İran'ın Tersine mühendislik yoluyla ürettiği ilk helikopterlerlerden birisi 1990 yılında varlığı duyurulan Zafer-300. Bu helikopter Bell-206'dan türetilmiş bir hafif saldırı helikopteri. Bir süre önce kamu oyuna duyurulan Panha 2-75Şabaviz (Baykuş) ise tersine mühendislik yoluyla üretilen Bell 205 (UH-1H Iroquois). 14 kişi taşıyabilen bu helikopterin menzili 500 km. olarak verilmektedir. Panha tesisleri bu helikopterin yanı sıra Panha2061 olarak isimlendirilen bir hafif hizmet helikopterini de üretti. Bu helikopter 5 kişi taşıyabilmektedir, [Air Forces (May 1999 s. 13) & (July 2001, s. 18)]. Bu helikopterlerin İran Silahlı Kuvvetleri için seri üretime geçilip geçilmediğine ilişkin bir bilgi ise yok.

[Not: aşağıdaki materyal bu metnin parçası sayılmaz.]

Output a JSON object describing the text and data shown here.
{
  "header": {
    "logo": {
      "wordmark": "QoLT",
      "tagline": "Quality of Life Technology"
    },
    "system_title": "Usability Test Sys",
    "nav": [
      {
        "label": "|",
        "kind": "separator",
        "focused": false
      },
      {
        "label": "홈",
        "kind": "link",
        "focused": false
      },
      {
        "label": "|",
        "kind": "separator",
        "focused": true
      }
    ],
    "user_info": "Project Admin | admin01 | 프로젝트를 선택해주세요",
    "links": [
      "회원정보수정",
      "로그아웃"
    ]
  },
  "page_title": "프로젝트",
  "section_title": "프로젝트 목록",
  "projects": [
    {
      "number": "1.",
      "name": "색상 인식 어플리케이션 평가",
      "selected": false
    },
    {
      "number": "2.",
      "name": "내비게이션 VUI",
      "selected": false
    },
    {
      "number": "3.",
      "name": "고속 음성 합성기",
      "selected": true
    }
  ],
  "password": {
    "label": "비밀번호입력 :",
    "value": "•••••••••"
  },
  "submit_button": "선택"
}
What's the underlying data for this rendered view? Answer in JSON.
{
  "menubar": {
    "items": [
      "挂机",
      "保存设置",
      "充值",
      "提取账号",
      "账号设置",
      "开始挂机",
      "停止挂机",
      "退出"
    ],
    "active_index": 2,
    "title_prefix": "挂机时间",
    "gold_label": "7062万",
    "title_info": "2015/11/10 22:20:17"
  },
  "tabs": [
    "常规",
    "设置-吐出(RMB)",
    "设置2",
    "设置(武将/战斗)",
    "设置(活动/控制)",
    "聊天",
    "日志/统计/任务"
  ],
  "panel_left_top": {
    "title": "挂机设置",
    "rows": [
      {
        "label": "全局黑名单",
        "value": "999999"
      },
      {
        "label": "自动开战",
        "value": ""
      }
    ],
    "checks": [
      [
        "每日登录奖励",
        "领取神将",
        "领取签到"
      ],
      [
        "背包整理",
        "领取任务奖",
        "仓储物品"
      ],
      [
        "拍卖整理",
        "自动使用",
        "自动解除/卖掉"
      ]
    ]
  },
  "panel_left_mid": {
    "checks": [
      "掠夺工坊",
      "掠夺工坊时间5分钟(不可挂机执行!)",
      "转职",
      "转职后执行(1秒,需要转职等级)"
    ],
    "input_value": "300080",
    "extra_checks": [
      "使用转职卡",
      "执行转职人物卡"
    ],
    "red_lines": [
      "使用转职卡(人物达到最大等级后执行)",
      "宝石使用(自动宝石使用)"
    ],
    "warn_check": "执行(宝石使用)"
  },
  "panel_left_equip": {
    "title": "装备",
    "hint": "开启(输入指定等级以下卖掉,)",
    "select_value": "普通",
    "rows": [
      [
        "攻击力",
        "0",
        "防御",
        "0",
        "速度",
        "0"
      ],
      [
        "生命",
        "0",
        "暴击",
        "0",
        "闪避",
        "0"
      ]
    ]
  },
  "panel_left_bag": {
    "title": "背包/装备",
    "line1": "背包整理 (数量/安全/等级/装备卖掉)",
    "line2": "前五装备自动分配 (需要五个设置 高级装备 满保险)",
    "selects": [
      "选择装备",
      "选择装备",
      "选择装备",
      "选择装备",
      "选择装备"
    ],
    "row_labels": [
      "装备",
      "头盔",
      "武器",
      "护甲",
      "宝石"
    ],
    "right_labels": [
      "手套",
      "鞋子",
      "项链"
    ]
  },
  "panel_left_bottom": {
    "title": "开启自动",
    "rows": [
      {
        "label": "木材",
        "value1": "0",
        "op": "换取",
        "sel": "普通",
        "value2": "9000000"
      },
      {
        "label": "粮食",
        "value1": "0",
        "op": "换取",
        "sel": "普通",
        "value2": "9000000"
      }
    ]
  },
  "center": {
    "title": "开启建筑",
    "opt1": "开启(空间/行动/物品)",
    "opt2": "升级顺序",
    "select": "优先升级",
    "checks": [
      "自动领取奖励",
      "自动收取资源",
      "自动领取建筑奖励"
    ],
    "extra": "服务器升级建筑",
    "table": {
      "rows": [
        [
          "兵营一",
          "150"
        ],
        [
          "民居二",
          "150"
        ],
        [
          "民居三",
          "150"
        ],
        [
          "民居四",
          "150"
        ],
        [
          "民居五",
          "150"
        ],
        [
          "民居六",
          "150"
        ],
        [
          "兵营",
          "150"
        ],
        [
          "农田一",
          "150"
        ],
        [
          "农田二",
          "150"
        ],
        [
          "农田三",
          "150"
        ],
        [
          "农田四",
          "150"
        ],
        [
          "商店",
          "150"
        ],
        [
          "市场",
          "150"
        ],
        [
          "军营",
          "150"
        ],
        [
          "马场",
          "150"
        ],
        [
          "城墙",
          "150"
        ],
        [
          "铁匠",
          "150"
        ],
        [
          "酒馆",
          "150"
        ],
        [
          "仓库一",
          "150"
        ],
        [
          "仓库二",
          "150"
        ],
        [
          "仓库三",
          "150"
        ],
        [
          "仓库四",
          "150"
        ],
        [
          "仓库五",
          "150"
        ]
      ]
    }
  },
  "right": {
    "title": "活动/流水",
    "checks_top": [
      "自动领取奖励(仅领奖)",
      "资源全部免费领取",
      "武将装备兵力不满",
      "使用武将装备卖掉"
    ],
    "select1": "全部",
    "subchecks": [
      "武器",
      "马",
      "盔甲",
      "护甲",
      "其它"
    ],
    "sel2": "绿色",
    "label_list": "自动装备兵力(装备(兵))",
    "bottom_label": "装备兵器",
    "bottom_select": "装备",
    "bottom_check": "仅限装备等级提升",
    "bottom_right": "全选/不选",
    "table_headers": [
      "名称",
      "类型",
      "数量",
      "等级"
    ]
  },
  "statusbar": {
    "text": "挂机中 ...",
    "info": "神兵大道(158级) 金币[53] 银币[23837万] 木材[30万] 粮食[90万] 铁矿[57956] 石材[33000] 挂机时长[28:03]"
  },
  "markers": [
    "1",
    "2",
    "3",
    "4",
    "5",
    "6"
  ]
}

Panha 2061 (solda) ve Panha 2-75 Şabaviz
Iran’ın kendi tasarımı olan Şahid-274 helikopteri ise Devrim Muhafızları Sınai Araştırma ve Geliştirme Enstitüsü’nün ürünü. 5 kişi taşıyabilen bu hafif hizmet helikopteri 850 kg. ağırlığında olup 180 km hızla uçabilmektedir. Bu helikopterin menzili ise 620 km. dir. Helikopter ilk kez 30 Aralık 2000-1 Ocak 2001 tarihleri arasında Tahran’da Iran Hava/Uzay Endüstririsi tarafından Hava/Uzay Konferansında beraberinde Faj Havacılığın F-3 ve Sanjaqak (Bell-47 kopyası) helikopterleri olduğu halde uçarak kamuoyuna tanıtılmıştır. 2004’e kadar bu helikopterden 20 tane üretileceği açıklanmıştır, [ Air Forces (April 2001 s. 15)].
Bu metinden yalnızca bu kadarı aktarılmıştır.